= Pampa Lagunillas Aquifer =

Pampa Lagunillas Aquifer (Spanish: acuífero Pampa Lagunillas or acuífero Lagunillas) is a body of underground water in the Atacama Desert and the western edge of the Altiplano Plateau in Chile. The aquifer lies in an endorheic basin at 4,000 to 4,100 meters above sea level. The water is hosted in alluvial sedimentary fill, pyroclastic deposits and fractured ignimbrites. On surface the alluvial plain associated with the aquifer has an area of about 30 km^{2} and a bofedal wetland.

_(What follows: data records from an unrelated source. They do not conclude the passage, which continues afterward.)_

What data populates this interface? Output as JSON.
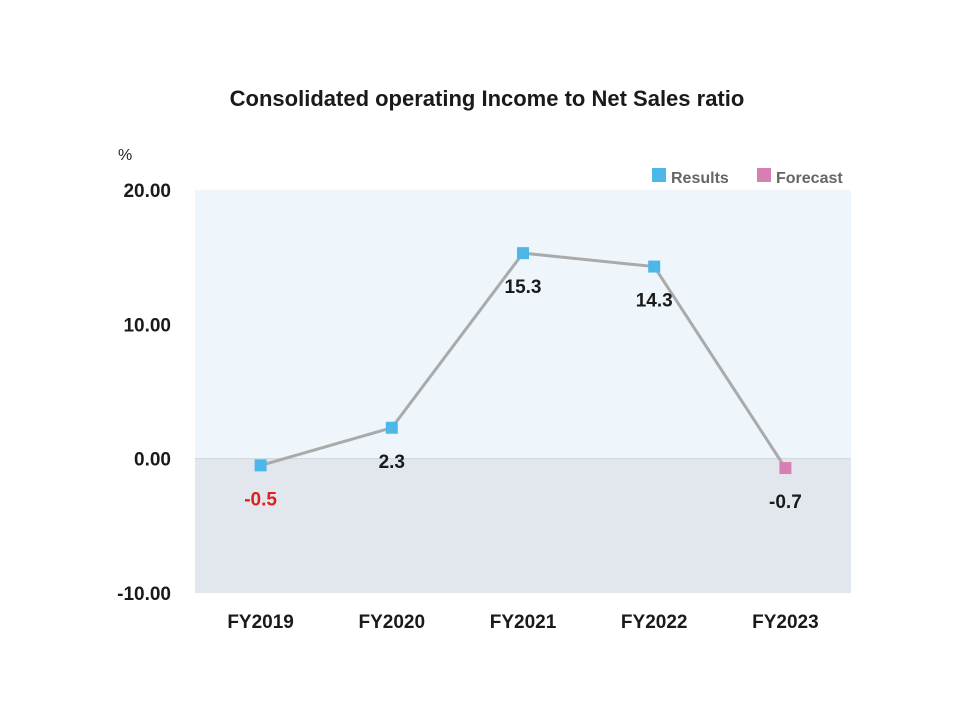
{
  "chart_data": {
    "type": "line",
    "title": "Consolidated operating Income to Net Sales ratio",
    "unit": "%",
    "categories": [
      "FY2019",
      "FY2020",
      "FY2021",
      "FY2022",
      "FY2023"
    ],
    "values": [
      -0.5,
      2.3,
      15.3,
      14.3,
      -0.7
    ],
    "data_labels": [
      "-0.5",
      "2.3",
      "15.3",
      "14.3",
      "-0.7"
    ],
    "point_kind": [
      "Results",
      "Results",
      "Results",
      "Results",
      "Forecast"
    ],
    "y_ticks": [
      "20.00",
      "10.00",
      "0.00",
      "-10.00"
    ],
    "ylim": [
      -10,
      20
    ],
    "legend": {
      "position": "top-right",
      "entries": [
        {
          "label": "Results",
          "color": "#4db8e8"
        },
        {
          "label": "Forecast",
          "color": "#d77fb3"
        }
      ]
    },
    "colors": {
      "line": "#aaaaaa",
      "positive_band": "#eef5fb",
      "negative_band": "#e2e7ee",
      "negative_label": "#e02020",
      "label": "#1a1a1a"
    }
  }
}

The aquifer had a well field established in the mid-1990s to supply freshwater to the Cerro Colorado copper mine 45 km to the west. Initially an abstraction of 120 L/s for 30 years was planned and by 2015 the mine reported to extract c. 130 L/s. In 1991 groundwater levels were near surface and in local Aymara people took notice that five springs springs had dried out and in 2012 it was confirmed the groundwater level was at about 15 m belowe the surface. In the 2000s the mine was sanctioned by authorities and ordered to restore wetlands, which it did artificially by irrigating them with aquifer water. The drying of the aquifer and the surface waters above have altered the local climate by increasing air temperature oscillations in the area.

In 2023, Cerro Colorado mine was closed as its permit to extract water from the Pampa Lagunillas Aquifer expired and was not renewed. The company operating the mine, Pampa Norte (subsidiary of BHP), have stated that the mine will reopen when issues are resolved and that no water from the aquifer will be used.